Аля с удивлением посмотрела на протянутую руку, отвела ее и сказала со вздохом:
– Ну, побежали. Раз уж так вышло.
Он подхватил ее сумку, и они припустились со всех ног.
У стойки регистрации она остановилась.
– Погодите. А откуда вы узнали, что я лечу в Москву?
Он рассмеялся.
– Да никаких чудес! Вы заснули, а ваш билет упал на пол. Ну, я его и поднял. А когда положил его вам на колени, я вас узнал. Вот и все.
– В каком смысле – узнал? – нахмурилась Аля.
Бородач улыбнулся.
– Вы же Ольшанская, верно?
Она еще больше нахмурилась.
– Вы… обознались. Я однофамилица. Точнее, оч-чень дальняя родственница.
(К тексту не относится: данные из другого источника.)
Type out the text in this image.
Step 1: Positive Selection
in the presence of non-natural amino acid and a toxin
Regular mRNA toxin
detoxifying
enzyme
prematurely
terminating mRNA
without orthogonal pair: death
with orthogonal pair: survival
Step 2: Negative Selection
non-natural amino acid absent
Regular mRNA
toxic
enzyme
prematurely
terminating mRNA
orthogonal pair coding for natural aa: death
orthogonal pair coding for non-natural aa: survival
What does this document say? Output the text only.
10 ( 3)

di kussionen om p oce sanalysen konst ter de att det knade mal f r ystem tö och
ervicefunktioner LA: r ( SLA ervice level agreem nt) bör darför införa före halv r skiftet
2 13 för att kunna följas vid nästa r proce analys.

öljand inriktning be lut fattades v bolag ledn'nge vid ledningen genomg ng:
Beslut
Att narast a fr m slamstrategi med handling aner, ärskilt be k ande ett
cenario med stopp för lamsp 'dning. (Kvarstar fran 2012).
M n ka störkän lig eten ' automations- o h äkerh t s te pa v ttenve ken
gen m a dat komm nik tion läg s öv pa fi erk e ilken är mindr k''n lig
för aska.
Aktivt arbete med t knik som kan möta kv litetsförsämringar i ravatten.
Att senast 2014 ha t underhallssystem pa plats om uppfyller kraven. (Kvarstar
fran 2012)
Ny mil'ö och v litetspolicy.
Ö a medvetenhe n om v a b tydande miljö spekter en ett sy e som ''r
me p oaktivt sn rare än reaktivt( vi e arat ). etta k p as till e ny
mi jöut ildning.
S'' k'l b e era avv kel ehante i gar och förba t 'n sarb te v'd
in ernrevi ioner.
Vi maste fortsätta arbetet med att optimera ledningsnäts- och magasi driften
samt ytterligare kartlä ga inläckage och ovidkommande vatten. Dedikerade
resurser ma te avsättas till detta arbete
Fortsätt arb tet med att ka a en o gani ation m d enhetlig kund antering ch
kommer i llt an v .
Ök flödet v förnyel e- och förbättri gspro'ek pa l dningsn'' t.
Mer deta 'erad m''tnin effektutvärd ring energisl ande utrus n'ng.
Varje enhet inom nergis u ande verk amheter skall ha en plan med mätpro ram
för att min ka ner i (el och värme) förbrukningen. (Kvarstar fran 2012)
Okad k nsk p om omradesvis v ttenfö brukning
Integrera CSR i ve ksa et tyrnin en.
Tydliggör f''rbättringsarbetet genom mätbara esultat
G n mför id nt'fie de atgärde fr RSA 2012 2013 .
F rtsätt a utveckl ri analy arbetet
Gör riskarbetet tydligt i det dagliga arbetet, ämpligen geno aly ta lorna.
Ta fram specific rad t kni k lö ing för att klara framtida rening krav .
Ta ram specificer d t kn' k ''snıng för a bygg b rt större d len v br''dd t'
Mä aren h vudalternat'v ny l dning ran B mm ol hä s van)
Бывает такое.
– Правда? – искренне расстроился он. – А так похожи!
Она махнула рукой.
– Ну не вы первый. Привыкла.
Они зарегистрировались и пошли по резиновой кишке к самолету. Самолет был полупустой.
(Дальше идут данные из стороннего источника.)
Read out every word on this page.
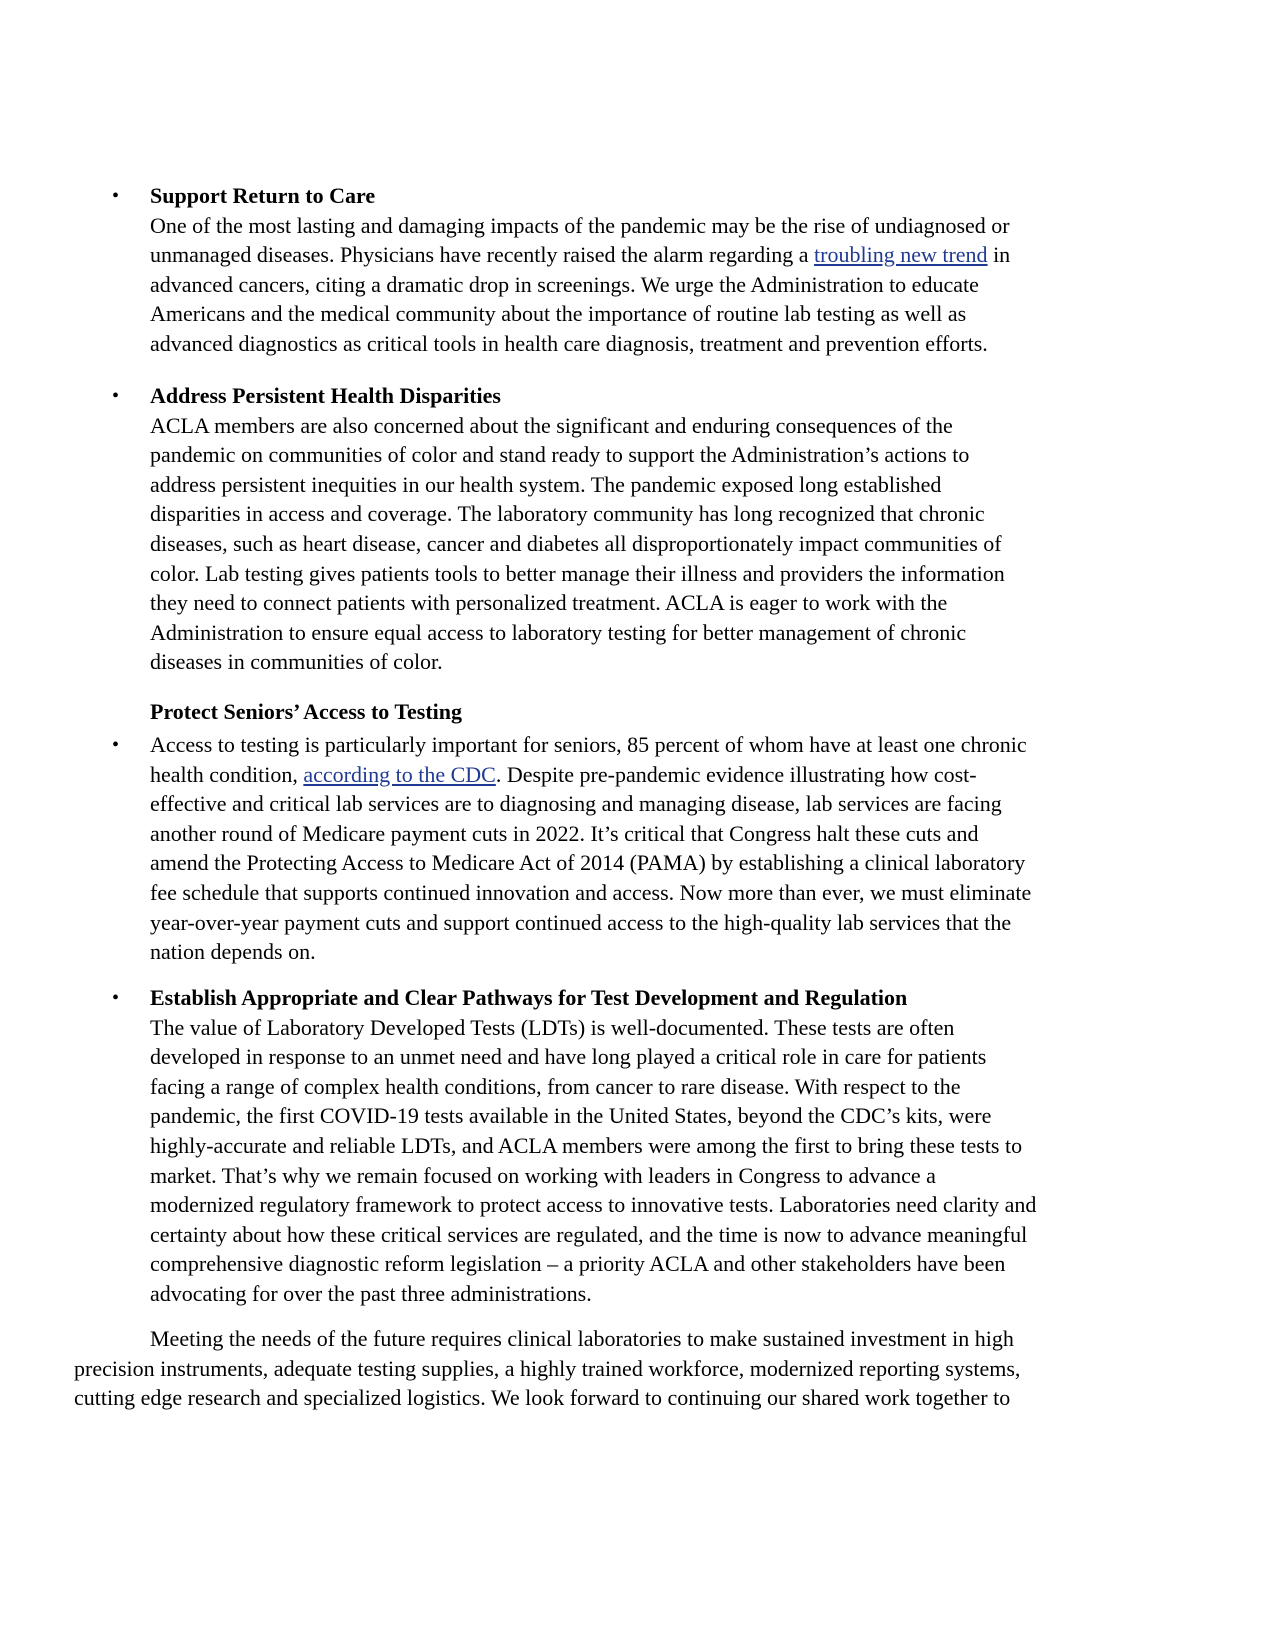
• Support Return to Care
One of the most lasting and damaging impacts of the pandemic may be the rise of undiagnosed or
unmanaged diseases. Physicians have recently raised the alarm regarding a troubling new trend in
advanced cancers, citing a dramatic drop in screenings. We urge the Administration to educate
Americans and the medical community about the importance of routine lab testing as well as
advanced diagnostics as critical tools in health care diagnosis, treatment and prevention efforts.
• Address Persistent Health Disparities
ACLA members are also concerned about the significant and enduring consequences of the
pandemic on communities of color and stand ready to support the Administration’s actions to
address persistent inequities in our health system. The pandemic exposed long established
disparities in access and coverage. The laboratory community has long recognized that chronic
diseases, such as heart disease, cancer and diabetes all disproportionately impact communities of
color. Lab testing gives patients tools to better manage their illness and providers the information
they need to connect patients with personalized treatment. ACLA is eager to work with the
Administration to ensure equal access to laboratory testing for better management of chronic
diseases in communities of color.
Protect Seniors’ Access to Testing
Access to testing is particularly important for seniors, 85 percent of whom have at least one chronic
health condition, according to the CDC. Despite pre-pandemic evidence illustrating how cost-
effective and critical lab services are to diagnosing and managing disease, lab services are facing
another round of Medicare payment cuts in 2022. It’s critical that Congress halt these cuts and
amend the Protecting Access to Medicare Act of 2014 (PAMA) by establishing a clinical laboratory
fee schedule that supports continued innovation and access. Now more than ever, we must eliminate
year-over-year payment cuts and support continued access to the high-quality lab services that the
nation depends on.
•
• Establish Appropriate and Clear Pathways for Test Development and Regulation
The value of Laboratory Developed Tests (LDTs) is well-documented. These tests are often
developed in response to an unmet need and have long played a critical role in care for patients
facing a range of complex health conditions, from cancer to rare disease. With respect to the
pandemic, the first COVID-19 tests available in the United States, beyond the CDC’s kits, were
highly-accurate and reliable LDTs, and ACLA members were among the first to bring these tests to
market. That’s why we remain focused on working with leaders in Congress to advance a
modernized regulatory framework to protect access to innovative tests. Laboratories need clarity and
certainty about how these critical services are regulated, and the time is now to advance meaningful
comprehensive diagnostic reform legislation – a priority ACLA and other stakeholders have been
advocating for over the past three administrations.
Meeting the needs of the future requires clinical laboratories to make sustained investment in high
precision instruments, adequate testing supplies, a highly trained workforce, modernized reporting systems,
cutting edge research and specialized logistics. We look forward to continuing our shared work together to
– Не возражаете? – поинтересовался бородач, указывая на свободное место рядом с Алей.
Она равнодушно пожала плечами. Прогнать неудобно. Все-таки выручил. Знакомиться ближе – ну, это совсем бред! «Ладно, буду спать дальше», – подумала она и закрыла глаза.
Потом вдруг спросила его:
– А вы что – смотрите сериалы?
Он улыбнулся.
– Ну, не то чтобы очень… Мама смотрит и сестра. Ну, и косвенно, получается, я!
– Попали, значит, – вздохнула Аля, – косвенно, а попали.
– Ну, какое «попал», – удивился он, – есть лица… Которые… завораживают! Как, например, Александра Ольшанская. На которую вы так похожи. Она… такая… Ну, как из родника напьешься, так, что ли… Простите за выспренность, – смутился он. А потом осторожно спросил: – А вам? Она нравится?
Аля зевнула.
– Куда уж! Так нравится, что… Господи не приведи! – пробормотала она и снова закрыла глаза.
Во время обеда они перебросились какими-то незначительными фразами, потом она снова пыталась уснуть, но ничего не получалось, и она открыла глаза и стала листать журнал.
За кофе они разговорились. Володя рассказал, что сейчас живет в столице, но сам родом из Омска, мать и сестра переехали с ним, отношения такие, что порознь никак нельзя: «Единственный мужчина, что вы хотите, – со смехом пояснил он, – я за них отвечаю!»